Set in America (largely), the CIA have partnered with Silicon Valley genius Cy Baxter’s Fusion – the ultimate surveillance program. To test how good it is, ten Americans are picked for ‘Going Zero’ – a challenge in which they must evade detection/capture for 30 days.
The initially unassuming Boston librarian Kaitlyn Day is our main character on the ‘Going Zero’ side. She knows the Fusion team won’t expect much from her but she has a plan and more than a few surprises up her sleeve. This infuriates Cy Baxter as one-by-one all the others are caught. How far will he go to catch her? How far will she go to escape capture?
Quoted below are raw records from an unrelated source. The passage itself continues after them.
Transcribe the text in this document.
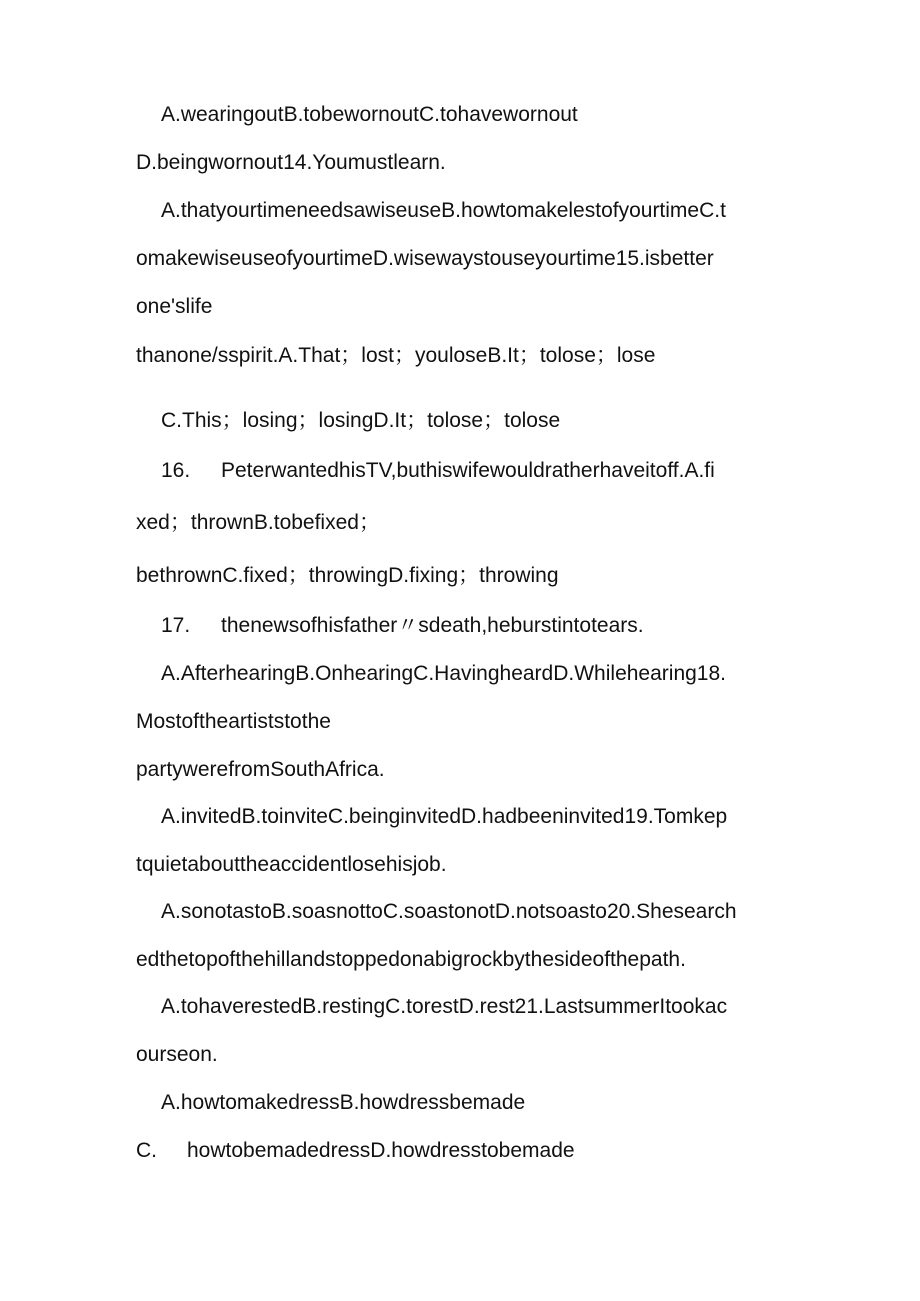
A.wearingoutB.tobewornoutC.tohavewornout
D.beingwornout14.Youmustlearn.
A.thatyourtimeneedsawiseuseB.howtomakelestofyourtimeC.t
omakewiseuseofyourtimeD.wisewaystouseyourtime15.isbetter
one'slife
thanone/sspirit.A.That；lost；youloseB.It；tolose；lose
C.This；losing；losingD.It；tolose；tolose
16. PeterwantedhisTV,buthiswifewouldratherhaveitoff.A.fi
xed；thrownB.tobefixed；
bethrownC.fixed；throwingD.fixing；throwing
17. thenewsofhisfather〃sdeath,heburstintotears.
A.AfterhearingB.OnhearingC.HavingheardD.Whilehearing18.
Mostoftheartiststothe
partywerefromSouthAfrica.
A.invitedB.toinviteC.beinginvitedD.hadbeeninvited19.Tomkep
tquietabouttheaccidentlosehisjob.
A.sonotastoB.soasnottoC.soastonotD.notsoasto20.Shesearch
edthetopofthehillandstoppedonabigrockbythesideofthepath.
A.tohaverestedB.restingC.torestD.rest21.LastsummerItookac
ourseon.
A.howtomakedressB.howdressbemade
C. howtobemadedressD.howdresstobemade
The book’s interesting on a couple of levels. First you have the thriller/chase angle, which is nicely done, with a few twists here and there to keep the intrigue going. Second, there’s the exploration of the ethics of surveillance. As technology evolves, it reaches further and further into our lives. Sometimes with our consent, and sometimes sliding right past it. In Going Zero, the hunted people are tracked financially, physically (gait analysis, face analysis), and psychologically (predicting their most likely moves) – and it’s easy (and scary) to extrapolate that to real-life situations.
As the book goes on, the stakes ramp up – asking the reader to suspend a bit more disbelief every time. It might annoy some but to be honest I think it comes with the territory when you pick up a thriller! A fun read for me.